Are there really infinite transcendental numbers?

[SLD]

 Riemann zeta function - Riemann Zeta Function -- from Wolfram MathWorld

is defined by a sum formula that is only valid for Re(s) > 1. That function has a pole, an infinite value, at s = 1, but one can go around that pole in the complex plane: analytic continuation.

Riemann Zeta Function Zeros -- from Wolfram MathWorld
The trivial ones are for s = -2, -4, -6, -8, -10, ...

The nontrivial ones have form s = sr + i*si, where 0 < sr < 1. The Riemann hypothesis states that all such zeros have sr = 1/2.  Riemann hypothesis - Riemann Hypothesis -- from Wolfram MathWorld It is related to the prime-number theorem, a hypothesis about the asymptotic distribution of prime numbers.  Prime number theorem - Prime Number Theorem -- from Wolfram MathWorld

The Riemann hypothesis has yet to be proved, despite the efforts of mathematicians for a century and a half, though it has been verified for the first 10^(13) nontrivial zeros.

So basically even though real part of the number is less than 1, the summation to infinity still converges, and in some cases along the real line 1/2 it actually goes to zero.

Does it go to infinity, I.e., not converge, for some numbers along the 1/2 “strip”? Or at other spots off the x axis?
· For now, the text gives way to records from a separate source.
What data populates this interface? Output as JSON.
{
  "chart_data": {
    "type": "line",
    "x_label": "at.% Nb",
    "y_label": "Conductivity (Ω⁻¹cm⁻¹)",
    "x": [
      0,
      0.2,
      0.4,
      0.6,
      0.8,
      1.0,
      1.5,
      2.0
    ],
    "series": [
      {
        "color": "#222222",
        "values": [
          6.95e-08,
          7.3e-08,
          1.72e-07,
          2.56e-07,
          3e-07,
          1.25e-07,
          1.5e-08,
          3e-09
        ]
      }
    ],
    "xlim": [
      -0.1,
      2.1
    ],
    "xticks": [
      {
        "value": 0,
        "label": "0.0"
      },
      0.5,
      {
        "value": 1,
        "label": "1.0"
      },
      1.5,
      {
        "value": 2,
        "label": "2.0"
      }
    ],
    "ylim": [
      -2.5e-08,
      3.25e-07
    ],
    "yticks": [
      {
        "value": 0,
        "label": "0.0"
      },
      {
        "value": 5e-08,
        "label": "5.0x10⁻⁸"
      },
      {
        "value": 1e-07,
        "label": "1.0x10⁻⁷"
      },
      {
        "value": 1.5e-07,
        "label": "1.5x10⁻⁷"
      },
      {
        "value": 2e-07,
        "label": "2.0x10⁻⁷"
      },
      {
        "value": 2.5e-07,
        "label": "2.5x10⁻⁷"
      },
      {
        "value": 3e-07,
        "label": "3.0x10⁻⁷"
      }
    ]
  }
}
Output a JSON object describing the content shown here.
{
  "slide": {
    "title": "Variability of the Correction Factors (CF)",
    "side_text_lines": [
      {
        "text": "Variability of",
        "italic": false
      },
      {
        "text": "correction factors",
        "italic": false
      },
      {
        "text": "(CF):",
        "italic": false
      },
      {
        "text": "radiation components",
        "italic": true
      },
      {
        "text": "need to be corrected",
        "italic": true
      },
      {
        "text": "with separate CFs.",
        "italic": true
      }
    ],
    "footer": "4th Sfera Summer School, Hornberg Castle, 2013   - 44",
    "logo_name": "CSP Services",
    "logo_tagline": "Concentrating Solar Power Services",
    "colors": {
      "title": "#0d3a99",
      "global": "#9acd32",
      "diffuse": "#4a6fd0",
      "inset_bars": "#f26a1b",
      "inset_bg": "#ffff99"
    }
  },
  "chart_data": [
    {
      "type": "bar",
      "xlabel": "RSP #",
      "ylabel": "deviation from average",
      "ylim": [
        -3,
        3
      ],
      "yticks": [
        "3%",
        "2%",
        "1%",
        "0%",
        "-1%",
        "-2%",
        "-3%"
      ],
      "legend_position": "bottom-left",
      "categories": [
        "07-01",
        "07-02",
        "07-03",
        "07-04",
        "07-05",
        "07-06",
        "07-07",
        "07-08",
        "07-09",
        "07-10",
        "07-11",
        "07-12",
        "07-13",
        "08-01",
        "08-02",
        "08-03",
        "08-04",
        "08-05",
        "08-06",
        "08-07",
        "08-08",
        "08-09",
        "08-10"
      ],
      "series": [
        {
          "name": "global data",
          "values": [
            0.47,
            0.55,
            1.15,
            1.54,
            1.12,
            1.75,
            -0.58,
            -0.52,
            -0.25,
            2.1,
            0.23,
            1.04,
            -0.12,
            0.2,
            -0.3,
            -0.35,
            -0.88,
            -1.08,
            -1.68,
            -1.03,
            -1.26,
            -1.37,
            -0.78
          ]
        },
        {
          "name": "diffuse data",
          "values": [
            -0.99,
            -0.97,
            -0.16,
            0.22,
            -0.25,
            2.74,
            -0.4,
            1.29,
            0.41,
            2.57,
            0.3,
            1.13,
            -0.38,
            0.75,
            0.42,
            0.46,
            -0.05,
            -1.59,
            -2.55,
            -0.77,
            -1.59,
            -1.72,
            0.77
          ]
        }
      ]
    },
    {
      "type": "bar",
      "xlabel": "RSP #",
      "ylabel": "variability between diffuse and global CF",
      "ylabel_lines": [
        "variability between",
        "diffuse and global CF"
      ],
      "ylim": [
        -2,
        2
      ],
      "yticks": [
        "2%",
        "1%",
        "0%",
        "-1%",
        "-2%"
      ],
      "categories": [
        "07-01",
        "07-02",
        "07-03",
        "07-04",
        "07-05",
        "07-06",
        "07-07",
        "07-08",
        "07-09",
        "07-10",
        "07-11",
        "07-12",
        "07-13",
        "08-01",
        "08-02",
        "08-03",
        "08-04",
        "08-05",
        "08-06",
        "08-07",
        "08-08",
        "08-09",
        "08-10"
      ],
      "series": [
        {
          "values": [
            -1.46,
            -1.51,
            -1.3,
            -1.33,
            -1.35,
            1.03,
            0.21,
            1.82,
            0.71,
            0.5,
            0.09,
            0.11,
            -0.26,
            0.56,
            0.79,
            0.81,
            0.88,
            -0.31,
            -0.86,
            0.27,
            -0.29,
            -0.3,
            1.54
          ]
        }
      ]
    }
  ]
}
Those would be poles right?

I wonder if you can creat a conformal map of the function?

 

[Swammerdami]

Note that

ζ(-1) = 1+2+3+4+... = -1/12​

That is: The zeta function at -1 is a divergent series that looks like ∞ but which, using analytic continuation can be treated as summing to the (unlikely looking!) value -1/12. This peculiar-looking summation was discovered by Leonhard Euler and later rediscovered by Srinivasa Ramanujan.

 

[SLD]

 Riemann zeta function - Riemann Zeta Function -- from Wolfram MathWorld

is defined by a sum formula that is only valid for Re(s) > 1. That function has a pole, an infinite value, at s = 1, but one can go around that pole in the complex plane: analytic continuation.

Riemann Zeta Function Zeros -- from Wolfram MathWorld
The trivial ones are for s = -2, -4, -6, -8, -10, ...

The nontrivial ones have form s = sr + i*si, where 0 < sr < 1. The Riemann hypothesis states that all such zeros have sr = 1/2.  Riemann hypothesis - Riemann Hypothesis -- from Wolfram MathWorld It is related to the prime-number theorem, a hypothesis about the asymptotic distribution of prime numbers.  Prime number theorem - Prime Number Theorem -- from Wolfram MathWorld

The Riemann hypothesis has yet to be proved, despite the efforts of mathematicians for a century and a half, though it has been verified for the first 10^(13) nontrivial zeros.

I just wonder how Riemann actually calculated these numbers without a calculator.

And are we sure that the series actually converges to zero at these points? Or is just that we know it seems to?